Though seeing, they may not see; though hearing, they may not understand. ~ Luke 8:10 NIV, from Isaiah 6:9
When we hear these words of Jesus, something inside us shudders. We wince at the thought of someone—anyone—who has the ability to see and hear and yet stubbornly refuses to perceive and understand. Our greatest fear is that inwardly we might be just that person.
He had just told the parable of the sower. And we will learn in Luke that a parable demands the use of the imagination. If we are to take our place alongside the disciples as ones to whom these "secrets of knowledge" have been entrusted, then we too must learn what it means to read, to perceive, to understand the Bible with our imaginations.
It is impossible, when a seed is planted in you, to know just what sort of fruit it will eventually produce. Almost thirty years ago, when Dr. William Lane smiled at me over his crooked glasses and said, "I am going to teach you how I read Scripture," how could I have known that I would spend the rest of my life in pursuit of his stated goal: reading the Scriptures with my imagination.
"We must learn to read the Bible at the level of the informed imagination": this was how he encapsulated his approach to studying God's Word. In the years that followed, he never once explained how we were supposed to do this. Instead, he simply did it. That is, Bill incarnated for his students a deep interaction with the biblical text by means of his remarkably informed imagination. A Ph.D. from Harvard, he spoke fourteen languages. You saw his imagination when he simply opened the Bible; it seemed to tremble in his hands. You heard it when he read with his booming voice, usually from the New Testament. You saw it in your mind's eye when he used primary source backgrounds to paint the image of Jesus the rabbi. Sometimes you even smelled it when Bill recounted a scene like the anointing of Jesus' feet. "'The smell of the perfume filled the house' [Jn. 12:3]: now, why do you think John included that detail?" he would ask, his voice modulating for effect.
In our own way, those of us who studied with Bill in the religion department of Western Kentucky University adapted and adopted this luminous approach. We absorbed the primary sources for ourselves: Suetonius, Eusebius, Tacitus, Josephus and the rest. We learned to ask the same sort of questions he might ask of the text: "Why is this detail there?" "What does it mean?" "How would the first hearers of this document have understood this?" "Why did the writer leave that out?" In time, on our own, we would learn to ask even better questions . . . questions of our own.
Precisely because he neglected to present this method as a full-blown system, we were left to struggle on our own. His refusal to provide a systematic, didactic outline had a powerful purpose: we were left to engage with Scripture at the level of our imaginations, by ourselves.
And now, all these years later, I would like to show you how I read Scripture, to show you what I've come to understand about engaging with the Scriptures at the level of the informed imagination. I do not intend to present a system or an outline of my own, even if I could. In this new series of explorations of the Gospels, I would simply like to share some of the discoveries I've made along the way.

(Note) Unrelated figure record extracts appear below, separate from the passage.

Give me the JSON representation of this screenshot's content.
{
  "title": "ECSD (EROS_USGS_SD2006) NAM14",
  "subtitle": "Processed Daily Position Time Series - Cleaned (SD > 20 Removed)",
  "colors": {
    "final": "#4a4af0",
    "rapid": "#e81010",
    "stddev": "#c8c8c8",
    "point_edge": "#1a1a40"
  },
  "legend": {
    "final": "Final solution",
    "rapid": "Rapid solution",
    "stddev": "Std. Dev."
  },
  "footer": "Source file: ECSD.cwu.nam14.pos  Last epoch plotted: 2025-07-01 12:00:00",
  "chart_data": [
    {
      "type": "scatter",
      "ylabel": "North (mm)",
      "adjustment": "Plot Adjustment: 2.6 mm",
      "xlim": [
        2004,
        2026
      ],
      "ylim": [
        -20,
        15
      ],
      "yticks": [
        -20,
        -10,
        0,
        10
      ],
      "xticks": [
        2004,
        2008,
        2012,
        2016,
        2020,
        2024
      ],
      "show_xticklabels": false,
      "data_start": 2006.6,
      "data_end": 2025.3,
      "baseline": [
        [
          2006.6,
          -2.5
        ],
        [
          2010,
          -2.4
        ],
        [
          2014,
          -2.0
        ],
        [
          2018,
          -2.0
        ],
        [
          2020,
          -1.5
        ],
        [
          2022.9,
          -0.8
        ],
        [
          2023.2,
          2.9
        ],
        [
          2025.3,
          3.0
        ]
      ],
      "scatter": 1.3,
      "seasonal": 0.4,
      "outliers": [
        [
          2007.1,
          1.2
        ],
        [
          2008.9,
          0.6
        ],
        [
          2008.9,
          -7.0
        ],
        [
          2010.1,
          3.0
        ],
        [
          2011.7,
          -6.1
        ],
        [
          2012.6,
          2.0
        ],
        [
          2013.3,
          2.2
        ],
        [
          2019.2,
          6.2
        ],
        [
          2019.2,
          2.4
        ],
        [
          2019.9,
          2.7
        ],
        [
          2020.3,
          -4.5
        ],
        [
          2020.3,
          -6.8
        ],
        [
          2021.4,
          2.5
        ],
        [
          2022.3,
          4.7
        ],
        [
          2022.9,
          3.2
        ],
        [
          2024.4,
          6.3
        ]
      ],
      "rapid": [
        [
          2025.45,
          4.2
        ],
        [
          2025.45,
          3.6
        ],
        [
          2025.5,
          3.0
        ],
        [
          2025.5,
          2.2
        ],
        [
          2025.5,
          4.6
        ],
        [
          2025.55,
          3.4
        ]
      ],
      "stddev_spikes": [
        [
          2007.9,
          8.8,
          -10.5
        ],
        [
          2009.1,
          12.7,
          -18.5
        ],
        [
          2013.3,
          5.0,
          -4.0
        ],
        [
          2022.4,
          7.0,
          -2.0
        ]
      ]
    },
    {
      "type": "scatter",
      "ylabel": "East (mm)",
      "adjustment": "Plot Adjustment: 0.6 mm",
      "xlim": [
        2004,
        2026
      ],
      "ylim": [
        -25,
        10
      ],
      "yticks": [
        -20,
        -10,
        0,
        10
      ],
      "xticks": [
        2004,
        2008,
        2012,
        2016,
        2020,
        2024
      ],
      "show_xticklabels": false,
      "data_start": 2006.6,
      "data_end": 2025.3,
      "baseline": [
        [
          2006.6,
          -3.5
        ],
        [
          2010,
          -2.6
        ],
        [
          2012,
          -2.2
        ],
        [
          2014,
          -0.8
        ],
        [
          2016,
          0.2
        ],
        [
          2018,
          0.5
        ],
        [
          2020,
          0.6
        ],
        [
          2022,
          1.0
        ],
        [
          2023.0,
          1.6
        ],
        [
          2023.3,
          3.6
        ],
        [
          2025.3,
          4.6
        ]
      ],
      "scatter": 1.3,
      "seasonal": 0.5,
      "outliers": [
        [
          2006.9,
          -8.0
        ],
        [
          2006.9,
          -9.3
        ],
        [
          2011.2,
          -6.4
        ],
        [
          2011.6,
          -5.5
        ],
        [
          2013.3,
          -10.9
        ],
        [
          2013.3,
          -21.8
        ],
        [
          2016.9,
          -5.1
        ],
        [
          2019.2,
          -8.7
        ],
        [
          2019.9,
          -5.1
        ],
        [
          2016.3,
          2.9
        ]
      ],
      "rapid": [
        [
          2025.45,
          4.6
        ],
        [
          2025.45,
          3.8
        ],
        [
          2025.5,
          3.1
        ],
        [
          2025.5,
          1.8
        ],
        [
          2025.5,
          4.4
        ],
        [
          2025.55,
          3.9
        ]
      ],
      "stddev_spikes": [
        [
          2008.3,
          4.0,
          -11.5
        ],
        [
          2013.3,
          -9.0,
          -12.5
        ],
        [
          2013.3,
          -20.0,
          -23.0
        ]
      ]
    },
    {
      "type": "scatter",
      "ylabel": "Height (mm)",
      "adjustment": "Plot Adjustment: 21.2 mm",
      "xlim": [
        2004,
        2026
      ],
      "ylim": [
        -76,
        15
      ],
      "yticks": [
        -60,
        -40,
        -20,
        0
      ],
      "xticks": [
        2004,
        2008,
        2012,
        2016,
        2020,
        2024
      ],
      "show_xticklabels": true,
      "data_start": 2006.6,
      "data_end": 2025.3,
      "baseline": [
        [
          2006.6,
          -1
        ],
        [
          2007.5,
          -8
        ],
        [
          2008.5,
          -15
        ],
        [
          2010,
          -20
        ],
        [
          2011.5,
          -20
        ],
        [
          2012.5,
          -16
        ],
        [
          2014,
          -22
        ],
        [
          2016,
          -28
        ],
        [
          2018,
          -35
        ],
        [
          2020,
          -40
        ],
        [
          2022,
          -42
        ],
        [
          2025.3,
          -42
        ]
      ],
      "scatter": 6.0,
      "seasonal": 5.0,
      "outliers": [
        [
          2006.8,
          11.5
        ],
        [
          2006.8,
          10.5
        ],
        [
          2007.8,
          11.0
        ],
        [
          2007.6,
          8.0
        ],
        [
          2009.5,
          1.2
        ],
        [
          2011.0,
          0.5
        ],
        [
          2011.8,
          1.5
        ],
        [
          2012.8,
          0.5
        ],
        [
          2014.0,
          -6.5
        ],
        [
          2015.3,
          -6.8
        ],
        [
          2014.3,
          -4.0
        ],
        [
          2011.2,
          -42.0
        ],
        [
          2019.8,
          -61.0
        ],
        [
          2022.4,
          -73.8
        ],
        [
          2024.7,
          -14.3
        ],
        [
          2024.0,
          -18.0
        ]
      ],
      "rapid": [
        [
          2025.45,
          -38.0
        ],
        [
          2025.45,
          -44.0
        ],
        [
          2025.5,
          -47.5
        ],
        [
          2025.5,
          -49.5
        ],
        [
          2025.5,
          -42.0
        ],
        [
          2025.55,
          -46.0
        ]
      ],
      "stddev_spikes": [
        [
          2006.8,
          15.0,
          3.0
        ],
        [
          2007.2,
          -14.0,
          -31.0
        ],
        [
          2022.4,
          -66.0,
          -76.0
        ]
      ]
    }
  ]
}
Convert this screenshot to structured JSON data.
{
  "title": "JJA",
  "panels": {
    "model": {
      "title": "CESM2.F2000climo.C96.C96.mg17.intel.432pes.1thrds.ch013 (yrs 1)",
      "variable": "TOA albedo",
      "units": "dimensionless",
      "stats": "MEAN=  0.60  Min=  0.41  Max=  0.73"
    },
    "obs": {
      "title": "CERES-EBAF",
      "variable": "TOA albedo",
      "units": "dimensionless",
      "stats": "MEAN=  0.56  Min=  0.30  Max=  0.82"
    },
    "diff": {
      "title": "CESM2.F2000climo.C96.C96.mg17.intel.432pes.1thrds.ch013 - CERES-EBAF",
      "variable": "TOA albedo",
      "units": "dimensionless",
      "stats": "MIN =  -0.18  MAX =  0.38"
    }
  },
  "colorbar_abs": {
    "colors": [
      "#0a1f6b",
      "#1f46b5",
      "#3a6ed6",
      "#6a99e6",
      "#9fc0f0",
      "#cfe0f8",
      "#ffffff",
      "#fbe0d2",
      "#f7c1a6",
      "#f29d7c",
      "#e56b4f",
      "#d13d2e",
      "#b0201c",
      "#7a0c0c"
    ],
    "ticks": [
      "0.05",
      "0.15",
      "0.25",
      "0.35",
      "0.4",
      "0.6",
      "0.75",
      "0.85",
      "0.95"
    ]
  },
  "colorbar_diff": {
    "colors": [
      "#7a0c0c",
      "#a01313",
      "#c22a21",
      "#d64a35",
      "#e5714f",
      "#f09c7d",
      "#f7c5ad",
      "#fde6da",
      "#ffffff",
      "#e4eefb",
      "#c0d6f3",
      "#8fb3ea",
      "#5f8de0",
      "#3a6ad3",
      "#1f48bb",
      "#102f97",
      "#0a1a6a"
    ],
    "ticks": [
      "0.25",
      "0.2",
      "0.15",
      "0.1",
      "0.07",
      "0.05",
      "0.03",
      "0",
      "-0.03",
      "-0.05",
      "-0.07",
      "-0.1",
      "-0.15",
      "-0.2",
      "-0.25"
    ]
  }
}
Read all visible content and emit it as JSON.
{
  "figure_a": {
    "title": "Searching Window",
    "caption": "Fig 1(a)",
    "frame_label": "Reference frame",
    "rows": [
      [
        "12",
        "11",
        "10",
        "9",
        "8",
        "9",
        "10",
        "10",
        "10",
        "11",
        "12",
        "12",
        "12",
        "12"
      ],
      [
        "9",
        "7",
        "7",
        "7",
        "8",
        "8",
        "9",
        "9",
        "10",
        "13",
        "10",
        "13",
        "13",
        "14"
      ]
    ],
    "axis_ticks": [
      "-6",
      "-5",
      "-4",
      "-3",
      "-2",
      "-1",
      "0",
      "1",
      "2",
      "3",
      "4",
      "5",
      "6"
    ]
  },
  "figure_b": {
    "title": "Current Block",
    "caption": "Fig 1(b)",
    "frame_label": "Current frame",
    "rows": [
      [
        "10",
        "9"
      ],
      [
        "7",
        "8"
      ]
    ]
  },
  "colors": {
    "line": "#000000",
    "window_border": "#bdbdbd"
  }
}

Disintegration/Reintegration and the Holy Spirit
We are a disintegrated people. The signs of it are all around us. Every bird that flees when you're taking a walk is a reminder that the integrated place we once had with creation has been violated. We experience this when we witness the disintegration of every human relationship while our souls tell us that wife belongs with husband, friend with friend, child with parent. Yet at every turn we find it almost impossible to fit the fragmented pieces of the puzzles of our lives together.
This disintegration affects the way we come to the Scriptures as well. Some of us embrace the Bible with our hearts, which is right to do, and yet we do not bring disciplined minds into the process. Sometimes the reverse is true: we apply first-rate minds to the Bible and yet fail to be sensitive to what the Word is whispering to our hearts. In the end, it is not a heart problem, nor is it a head problem. It is an integration problem. We must ask the Lord to help us bring our whole self to the task of listening to the Bible. How can we begin to reconnect what became disconnected at the Fall? How can the heart and mind become reintegrated?